MORE UNDERWEAR THAN YOU THINK YOU NEED! - I always find myself running out of underwear first and having to do laundry or hand wash some more pairs. If you can fit it, pack it.
For the gals - A day purse that’s big enough for camera/water bottles/etc. I only brought my dry backpack (which isn’t exactly the height of fashion), my main backpack, and a camera bag, and I wish I had lugged along a nice purse/backpack for walking around during the day.
Things to leave at home
Tolietries - Unless you are very attached to a specific brand of face wash/ conditioner/ etc., you can get everything here to lighten your load to just hand luggage. It becomes trickier to find western brands as you move into more remote areas of SE Asia, but stocking up in Bali, especially Seminyak/Kuta/Canggu, is easier than you think.
Clothes / shoes - I travel with two pairs of shoes; walking sandals and running shoes. I picked up a pair of $5AUD flip flops in Ubud to strap onto the front of my bag in case of mud and/or dodgy hostel showers.
I understand this is heartbreaking— I was over my wardrobe in all of 3 days, especially after being around my friends who were in week-long holiday mode and had brought options for going out clothes complete with 4 different pairs of heels. But you get over it. And you can buy cool local things and embrace your inner dirty boho. Remember, it’s not forever. You’re a backpacker and you’re gonna be dirty, so embrace it. Your nicer clothes are better left at home safe.
Books - So tempting, but so heavy. You can pick them up here for next to nothing. If you’ve got a Kindle bring that.

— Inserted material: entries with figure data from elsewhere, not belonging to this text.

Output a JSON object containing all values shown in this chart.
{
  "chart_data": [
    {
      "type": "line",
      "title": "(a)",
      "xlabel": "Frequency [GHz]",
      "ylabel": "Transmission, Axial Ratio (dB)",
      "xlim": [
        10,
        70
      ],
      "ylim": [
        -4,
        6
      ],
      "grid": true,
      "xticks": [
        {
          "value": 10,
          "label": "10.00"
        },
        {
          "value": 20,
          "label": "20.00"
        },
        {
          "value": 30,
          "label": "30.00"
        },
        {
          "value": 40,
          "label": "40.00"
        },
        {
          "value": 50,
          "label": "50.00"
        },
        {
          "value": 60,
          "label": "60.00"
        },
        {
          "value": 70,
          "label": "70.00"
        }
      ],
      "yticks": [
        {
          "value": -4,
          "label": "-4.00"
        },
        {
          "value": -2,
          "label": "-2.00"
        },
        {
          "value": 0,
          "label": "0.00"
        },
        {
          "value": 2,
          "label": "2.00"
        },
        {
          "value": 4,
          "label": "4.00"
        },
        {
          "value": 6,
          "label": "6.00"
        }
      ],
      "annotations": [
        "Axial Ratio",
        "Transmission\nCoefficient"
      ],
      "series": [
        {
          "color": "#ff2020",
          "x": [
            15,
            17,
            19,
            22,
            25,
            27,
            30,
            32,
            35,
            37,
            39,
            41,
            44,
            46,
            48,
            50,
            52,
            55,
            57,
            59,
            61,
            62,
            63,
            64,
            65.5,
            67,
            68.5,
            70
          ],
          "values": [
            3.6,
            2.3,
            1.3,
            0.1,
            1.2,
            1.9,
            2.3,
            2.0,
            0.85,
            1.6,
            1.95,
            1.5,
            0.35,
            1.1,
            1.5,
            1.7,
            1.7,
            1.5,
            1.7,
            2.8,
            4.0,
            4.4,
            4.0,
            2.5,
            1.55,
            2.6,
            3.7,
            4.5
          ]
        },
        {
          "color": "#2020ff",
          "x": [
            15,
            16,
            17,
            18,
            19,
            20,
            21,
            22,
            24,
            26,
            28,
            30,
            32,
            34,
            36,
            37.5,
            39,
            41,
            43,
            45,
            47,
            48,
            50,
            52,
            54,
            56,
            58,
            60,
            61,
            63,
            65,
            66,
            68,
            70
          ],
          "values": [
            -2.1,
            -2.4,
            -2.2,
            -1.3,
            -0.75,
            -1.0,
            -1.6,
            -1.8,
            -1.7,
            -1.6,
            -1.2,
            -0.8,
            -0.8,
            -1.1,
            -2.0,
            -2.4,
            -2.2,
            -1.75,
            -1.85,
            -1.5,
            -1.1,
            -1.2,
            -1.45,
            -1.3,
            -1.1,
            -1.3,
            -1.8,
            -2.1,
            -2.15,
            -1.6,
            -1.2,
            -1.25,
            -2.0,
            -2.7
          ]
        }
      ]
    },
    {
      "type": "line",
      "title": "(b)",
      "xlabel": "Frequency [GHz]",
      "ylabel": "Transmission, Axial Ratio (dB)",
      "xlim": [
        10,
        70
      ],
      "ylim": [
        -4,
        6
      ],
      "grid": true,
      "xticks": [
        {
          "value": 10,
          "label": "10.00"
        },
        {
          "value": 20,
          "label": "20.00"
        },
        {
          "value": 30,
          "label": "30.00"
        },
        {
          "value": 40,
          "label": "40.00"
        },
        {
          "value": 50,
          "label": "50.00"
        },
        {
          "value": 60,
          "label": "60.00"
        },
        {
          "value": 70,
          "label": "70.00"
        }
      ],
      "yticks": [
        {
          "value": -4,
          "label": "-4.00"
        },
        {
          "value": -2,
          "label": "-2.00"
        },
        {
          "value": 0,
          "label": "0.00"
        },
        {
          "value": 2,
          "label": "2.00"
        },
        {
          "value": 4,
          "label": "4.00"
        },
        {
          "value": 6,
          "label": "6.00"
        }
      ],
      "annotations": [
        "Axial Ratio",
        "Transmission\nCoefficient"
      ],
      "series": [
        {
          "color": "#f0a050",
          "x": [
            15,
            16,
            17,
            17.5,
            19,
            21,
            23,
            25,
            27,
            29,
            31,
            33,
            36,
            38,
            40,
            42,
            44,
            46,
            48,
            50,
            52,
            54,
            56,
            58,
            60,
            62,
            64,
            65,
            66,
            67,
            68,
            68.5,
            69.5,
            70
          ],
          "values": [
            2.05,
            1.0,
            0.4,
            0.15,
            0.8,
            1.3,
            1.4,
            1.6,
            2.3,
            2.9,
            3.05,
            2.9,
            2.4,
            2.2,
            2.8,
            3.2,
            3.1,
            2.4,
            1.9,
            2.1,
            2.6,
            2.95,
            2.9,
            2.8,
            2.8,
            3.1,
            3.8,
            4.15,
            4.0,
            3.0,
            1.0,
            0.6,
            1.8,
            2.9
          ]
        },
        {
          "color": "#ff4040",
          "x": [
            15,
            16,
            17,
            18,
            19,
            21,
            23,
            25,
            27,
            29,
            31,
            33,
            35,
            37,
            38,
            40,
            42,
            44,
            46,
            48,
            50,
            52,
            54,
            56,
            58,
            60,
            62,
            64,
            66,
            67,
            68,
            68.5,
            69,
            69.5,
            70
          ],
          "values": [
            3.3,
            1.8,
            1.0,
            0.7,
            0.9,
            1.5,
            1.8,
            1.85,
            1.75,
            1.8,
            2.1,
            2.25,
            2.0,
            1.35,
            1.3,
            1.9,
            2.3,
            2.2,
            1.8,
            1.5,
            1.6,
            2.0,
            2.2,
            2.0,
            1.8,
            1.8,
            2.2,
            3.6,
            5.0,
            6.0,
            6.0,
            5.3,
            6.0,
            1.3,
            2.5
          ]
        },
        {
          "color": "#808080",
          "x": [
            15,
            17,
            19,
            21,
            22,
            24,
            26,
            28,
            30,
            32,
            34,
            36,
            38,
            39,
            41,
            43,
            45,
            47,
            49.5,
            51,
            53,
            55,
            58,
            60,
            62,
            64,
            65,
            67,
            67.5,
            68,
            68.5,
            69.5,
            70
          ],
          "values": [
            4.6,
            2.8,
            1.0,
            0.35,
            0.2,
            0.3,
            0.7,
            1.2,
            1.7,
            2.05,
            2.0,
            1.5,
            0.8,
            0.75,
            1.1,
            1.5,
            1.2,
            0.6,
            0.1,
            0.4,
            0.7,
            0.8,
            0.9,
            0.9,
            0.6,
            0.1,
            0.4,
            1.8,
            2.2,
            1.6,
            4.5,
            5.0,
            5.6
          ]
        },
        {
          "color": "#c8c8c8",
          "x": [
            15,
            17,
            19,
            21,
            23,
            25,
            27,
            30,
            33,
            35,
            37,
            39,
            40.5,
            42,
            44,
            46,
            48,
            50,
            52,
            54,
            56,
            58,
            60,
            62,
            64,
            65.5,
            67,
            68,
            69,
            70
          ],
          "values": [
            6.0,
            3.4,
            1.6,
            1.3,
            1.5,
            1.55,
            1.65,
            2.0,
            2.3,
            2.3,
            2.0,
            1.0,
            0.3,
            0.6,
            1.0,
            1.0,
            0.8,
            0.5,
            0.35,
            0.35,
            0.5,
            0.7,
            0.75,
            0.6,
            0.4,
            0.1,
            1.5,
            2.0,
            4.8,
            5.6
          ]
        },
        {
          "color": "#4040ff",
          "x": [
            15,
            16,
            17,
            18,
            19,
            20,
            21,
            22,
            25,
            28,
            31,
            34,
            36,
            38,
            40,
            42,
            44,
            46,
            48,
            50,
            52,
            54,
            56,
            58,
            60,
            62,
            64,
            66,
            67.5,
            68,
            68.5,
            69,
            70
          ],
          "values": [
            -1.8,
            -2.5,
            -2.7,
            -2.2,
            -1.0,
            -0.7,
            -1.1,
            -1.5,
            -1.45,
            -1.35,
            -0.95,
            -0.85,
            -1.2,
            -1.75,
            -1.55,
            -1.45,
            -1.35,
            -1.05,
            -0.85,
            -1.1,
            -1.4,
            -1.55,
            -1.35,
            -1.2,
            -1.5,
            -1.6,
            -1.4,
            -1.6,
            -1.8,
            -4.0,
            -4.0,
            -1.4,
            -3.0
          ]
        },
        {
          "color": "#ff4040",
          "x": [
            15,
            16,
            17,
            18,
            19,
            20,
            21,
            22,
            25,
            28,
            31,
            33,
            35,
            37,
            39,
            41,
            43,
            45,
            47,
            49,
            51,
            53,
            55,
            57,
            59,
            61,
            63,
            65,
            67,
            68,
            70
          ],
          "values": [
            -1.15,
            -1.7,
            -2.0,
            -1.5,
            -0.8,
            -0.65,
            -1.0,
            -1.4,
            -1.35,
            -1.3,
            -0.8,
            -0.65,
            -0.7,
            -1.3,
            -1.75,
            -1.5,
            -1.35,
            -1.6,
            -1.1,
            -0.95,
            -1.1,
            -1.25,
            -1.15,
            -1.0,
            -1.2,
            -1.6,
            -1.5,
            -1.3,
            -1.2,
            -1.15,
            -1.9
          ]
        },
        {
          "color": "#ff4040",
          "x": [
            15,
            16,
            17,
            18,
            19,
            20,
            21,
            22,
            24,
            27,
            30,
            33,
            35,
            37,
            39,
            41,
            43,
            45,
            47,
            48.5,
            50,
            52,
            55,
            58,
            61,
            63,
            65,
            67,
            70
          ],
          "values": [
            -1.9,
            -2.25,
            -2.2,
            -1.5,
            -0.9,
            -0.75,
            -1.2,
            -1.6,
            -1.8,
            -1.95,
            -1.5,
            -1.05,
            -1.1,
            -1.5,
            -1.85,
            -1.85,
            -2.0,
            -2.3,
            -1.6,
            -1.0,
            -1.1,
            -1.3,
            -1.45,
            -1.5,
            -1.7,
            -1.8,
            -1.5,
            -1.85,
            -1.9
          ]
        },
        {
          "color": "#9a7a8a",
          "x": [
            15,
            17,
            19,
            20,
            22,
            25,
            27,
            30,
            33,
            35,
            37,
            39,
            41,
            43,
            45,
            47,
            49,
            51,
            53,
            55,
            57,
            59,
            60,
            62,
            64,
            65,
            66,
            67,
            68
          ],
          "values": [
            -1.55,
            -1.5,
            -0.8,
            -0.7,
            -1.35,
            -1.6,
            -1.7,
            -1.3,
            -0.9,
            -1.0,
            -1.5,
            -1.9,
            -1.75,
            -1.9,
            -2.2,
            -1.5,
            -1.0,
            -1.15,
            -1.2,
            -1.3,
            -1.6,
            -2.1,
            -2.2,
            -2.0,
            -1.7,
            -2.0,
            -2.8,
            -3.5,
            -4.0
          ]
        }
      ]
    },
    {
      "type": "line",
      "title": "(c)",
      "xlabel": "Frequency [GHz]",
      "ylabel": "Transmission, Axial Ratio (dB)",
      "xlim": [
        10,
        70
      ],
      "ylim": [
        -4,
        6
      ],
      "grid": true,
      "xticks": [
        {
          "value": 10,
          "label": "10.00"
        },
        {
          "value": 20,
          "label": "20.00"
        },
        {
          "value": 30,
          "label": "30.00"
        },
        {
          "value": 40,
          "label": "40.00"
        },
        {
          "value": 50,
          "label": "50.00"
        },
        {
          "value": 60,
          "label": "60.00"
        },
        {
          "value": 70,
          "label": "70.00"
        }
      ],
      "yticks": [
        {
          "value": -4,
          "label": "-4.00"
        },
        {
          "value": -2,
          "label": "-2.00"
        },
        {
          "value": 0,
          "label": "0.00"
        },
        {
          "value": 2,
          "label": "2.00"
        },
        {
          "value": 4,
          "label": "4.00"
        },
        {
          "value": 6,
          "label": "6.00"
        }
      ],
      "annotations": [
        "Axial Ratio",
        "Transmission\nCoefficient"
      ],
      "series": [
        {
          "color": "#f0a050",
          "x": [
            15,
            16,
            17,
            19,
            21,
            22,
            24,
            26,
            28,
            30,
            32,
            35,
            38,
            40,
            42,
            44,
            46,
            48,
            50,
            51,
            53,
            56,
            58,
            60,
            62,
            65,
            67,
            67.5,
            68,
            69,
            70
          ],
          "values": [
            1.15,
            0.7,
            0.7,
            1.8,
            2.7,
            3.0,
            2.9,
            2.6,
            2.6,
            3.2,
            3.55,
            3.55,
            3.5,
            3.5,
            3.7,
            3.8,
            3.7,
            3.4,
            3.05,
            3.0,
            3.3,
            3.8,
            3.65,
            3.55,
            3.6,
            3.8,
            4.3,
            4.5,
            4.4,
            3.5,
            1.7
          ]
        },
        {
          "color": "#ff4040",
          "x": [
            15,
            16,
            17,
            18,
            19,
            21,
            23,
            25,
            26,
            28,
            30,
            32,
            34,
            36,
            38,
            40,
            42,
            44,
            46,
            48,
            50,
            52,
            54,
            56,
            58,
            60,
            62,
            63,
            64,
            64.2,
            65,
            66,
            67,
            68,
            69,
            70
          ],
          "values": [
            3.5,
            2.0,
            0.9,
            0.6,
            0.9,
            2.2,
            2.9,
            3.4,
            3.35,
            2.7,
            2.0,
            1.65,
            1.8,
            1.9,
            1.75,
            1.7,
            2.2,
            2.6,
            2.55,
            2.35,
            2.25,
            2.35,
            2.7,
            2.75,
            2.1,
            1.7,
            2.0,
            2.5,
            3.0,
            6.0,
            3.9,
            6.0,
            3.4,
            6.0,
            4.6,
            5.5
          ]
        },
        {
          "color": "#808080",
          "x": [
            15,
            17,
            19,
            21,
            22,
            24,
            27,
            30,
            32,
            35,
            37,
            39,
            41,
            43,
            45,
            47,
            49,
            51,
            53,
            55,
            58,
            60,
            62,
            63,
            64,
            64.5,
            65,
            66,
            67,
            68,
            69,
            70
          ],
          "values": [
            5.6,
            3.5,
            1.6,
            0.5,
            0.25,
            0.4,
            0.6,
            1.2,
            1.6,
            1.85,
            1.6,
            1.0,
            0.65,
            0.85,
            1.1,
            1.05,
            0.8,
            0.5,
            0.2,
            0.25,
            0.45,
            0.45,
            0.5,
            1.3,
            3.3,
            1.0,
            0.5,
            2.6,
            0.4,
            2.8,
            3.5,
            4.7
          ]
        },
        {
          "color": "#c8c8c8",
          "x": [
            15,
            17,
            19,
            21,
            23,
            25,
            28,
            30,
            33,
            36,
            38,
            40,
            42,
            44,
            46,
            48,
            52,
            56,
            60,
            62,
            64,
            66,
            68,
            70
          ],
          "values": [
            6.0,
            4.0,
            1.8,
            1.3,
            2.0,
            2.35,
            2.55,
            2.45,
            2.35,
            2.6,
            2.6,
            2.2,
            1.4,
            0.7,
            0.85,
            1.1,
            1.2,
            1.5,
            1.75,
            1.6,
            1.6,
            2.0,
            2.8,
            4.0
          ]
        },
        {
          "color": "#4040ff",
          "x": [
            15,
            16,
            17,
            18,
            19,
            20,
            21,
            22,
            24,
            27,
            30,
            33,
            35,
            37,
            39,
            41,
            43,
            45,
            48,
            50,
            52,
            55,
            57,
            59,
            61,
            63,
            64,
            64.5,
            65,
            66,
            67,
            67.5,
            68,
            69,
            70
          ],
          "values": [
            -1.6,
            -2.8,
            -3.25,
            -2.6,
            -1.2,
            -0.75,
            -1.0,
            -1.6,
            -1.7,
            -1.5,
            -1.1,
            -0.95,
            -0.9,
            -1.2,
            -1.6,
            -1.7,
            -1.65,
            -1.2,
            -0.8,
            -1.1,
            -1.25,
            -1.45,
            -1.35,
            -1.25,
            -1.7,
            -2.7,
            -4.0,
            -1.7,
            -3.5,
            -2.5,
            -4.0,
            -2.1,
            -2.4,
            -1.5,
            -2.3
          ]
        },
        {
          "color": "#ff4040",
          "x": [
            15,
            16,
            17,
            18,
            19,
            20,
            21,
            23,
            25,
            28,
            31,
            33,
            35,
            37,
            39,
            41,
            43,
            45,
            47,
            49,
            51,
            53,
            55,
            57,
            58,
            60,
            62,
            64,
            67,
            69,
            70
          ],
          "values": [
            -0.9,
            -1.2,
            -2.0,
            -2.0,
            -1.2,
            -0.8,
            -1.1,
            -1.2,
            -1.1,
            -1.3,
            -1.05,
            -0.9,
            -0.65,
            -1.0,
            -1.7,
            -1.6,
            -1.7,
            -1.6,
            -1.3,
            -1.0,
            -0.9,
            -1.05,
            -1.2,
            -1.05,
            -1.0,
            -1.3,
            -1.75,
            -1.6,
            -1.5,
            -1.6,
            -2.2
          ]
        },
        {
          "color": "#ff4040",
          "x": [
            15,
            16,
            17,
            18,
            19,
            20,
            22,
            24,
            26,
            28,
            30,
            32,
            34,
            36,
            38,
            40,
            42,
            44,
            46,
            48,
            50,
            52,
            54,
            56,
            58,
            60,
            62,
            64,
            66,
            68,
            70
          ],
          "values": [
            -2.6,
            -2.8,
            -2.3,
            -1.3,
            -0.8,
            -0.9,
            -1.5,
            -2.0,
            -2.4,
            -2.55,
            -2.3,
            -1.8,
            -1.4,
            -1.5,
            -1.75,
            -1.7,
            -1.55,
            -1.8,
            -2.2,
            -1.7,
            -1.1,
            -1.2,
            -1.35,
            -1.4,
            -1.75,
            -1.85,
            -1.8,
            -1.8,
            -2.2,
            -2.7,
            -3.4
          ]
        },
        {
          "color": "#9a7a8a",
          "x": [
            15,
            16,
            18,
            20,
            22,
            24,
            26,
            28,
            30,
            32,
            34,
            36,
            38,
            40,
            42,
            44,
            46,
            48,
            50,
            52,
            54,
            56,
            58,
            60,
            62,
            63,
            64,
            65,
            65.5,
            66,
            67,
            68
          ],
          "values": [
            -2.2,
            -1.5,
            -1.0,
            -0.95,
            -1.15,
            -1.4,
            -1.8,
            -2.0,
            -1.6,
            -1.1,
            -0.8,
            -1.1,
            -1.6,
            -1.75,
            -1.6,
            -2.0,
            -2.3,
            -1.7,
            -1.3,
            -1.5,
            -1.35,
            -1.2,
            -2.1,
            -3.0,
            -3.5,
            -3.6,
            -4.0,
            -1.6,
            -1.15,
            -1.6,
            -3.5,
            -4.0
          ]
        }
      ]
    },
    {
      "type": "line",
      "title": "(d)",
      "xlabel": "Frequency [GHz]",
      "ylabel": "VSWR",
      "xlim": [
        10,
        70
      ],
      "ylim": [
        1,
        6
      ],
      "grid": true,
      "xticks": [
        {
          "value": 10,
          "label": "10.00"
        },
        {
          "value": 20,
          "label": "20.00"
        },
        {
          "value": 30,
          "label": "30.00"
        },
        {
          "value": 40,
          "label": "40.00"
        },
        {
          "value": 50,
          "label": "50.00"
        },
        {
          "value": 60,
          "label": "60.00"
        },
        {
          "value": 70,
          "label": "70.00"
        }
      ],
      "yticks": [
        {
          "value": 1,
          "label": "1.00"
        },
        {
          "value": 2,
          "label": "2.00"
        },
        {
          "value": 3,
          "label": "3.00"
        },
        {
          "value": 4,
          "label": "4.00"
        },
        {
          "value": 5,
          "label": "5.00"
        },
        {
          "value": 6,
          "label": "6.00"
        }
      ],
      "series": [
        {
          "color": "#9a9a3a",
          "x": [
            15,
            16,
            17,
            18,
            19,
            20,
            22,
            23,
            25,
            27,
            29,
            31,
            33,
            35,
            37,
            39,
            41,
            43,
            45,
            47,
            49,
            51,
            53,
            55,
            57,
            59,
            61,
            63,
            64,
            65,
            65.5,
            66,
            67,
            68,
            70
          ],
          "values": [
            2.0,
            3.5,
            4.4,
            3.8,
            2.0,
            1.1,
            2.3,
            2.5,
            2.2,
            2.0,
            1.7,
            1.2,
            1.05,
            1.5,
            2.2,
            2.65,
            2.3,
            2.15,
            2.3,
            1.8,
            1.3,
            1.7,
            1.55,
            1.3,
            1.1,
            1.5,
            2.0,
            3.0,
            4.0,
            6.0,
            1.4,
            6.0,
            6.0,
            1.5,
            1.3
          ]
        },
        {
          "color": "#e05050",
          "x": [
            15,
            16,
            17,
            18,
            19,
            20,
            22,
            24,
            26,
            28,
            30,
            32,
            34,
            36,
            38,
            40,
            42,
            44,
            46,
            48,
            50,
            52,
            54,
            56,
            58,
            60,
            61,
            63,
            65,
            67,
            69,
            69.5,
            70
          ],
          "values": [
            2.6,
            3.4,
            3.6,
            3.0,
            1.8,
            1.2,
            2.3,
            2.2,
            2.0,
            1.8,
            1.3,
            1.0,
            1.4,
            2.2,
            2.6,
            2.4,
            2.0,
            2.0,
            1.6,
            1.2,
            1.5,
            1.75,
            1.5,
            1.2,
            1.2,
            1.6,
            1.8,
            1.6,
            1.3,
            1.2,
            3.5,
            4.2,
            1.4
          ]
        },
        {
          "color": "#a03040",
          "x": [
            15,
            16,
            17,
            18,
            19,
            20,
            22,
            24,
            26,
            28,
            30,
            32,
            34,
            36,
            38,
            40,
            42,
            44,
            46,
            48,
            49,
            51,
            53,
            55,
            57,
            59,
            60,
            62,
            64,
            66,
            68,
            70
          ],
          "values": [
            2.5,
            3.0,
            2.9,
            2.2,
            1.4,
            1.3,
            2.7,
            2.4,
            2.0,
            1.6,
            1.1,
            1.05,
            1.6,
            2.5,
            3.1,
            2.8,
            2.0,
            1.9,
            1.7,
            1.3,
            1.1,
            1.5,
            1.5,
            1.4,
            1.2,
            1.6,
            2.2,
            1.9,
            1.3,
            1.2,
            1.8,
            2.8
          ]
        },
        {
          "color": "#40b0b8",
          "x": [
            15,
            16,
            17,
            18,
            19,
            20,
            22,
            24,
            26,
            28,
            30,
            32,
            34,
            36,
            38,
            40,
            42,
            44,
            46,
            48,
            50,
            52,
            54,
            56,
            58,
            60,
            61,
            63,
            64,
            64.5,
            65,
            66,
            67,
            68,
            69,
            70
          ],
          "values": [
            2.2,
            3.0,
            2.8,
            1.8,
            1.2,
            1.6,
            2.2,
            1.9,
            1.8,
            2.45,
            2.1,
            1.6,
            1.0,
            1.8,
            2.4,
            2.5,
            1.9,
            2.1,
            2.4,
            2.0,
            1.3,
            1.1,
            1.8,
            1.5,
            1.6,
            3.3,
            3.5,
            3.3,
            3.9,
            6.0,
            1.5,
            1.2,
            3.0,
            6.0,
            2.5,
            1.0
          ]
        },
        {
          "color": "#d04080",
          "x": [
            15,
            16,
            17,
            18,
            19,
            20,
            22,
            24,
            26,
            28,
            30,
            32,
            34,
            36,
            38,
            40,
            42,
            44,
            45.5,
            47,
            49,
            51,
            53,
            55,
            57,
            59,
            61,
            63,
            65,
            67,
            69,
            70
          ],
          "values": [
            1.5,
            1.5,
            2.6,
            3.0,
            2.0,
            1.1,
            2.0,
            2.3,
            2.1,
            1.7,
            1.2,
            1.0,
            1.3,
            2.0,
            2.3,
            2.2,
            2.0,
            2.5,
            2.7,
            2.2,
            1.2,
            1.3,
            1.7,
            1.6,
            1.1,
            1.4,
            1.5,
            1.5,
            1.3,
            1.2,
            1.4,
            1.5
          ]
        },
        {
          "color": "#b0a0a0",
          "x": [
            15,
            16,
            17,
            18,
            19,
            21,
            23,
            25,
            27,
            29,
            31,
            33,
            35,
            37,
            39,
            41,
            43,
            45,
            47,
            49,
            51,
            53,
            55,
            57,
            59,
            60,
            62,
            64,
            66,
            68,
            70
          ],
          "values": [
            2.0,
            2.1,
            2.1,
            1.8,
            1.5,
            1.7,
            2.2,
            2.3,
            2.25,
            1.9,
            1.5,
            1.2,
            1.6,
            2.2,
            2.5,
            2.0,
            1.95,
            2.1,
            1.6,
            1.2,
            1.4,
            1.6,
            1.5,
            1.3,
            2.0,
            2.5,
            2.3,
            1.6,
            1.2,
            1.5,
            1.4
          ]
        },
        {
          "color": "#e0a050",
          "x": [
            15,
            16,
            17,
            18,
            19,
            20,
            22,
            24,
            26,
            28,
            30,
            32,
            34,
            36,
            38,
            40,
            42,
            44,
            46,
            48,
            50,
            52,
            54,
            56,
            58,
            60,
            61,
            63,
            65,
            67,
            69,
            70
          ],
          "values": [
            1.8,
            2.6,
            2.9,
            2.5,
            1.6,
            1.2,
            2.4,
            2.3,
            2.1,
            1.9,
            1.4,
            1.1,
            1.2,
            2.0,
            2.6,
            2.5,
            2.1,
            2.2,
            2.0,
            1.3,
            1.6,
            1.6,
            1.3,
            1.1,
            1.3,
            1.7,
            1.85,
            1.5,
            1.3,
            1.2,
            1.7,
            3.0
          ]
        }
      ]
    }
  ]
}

SIM card / any kind of phone plan - They are SO cheap in Indonesia and across SE Asia. Chuck your phone on airplane mode, find wifi to check in and send the obligatory “still alive!” text when you need to, and when that inevitably gets annoying, dig up the 10AUD necessary to buy a SIM card (do it outside of the airport, it’s cheaper). This website does a good rundown of the plans available.
Towels - Unless it’s a small microfiber one, skip it. You can buy them here for again, next to nothing and they’ll just take up excess room in your bag.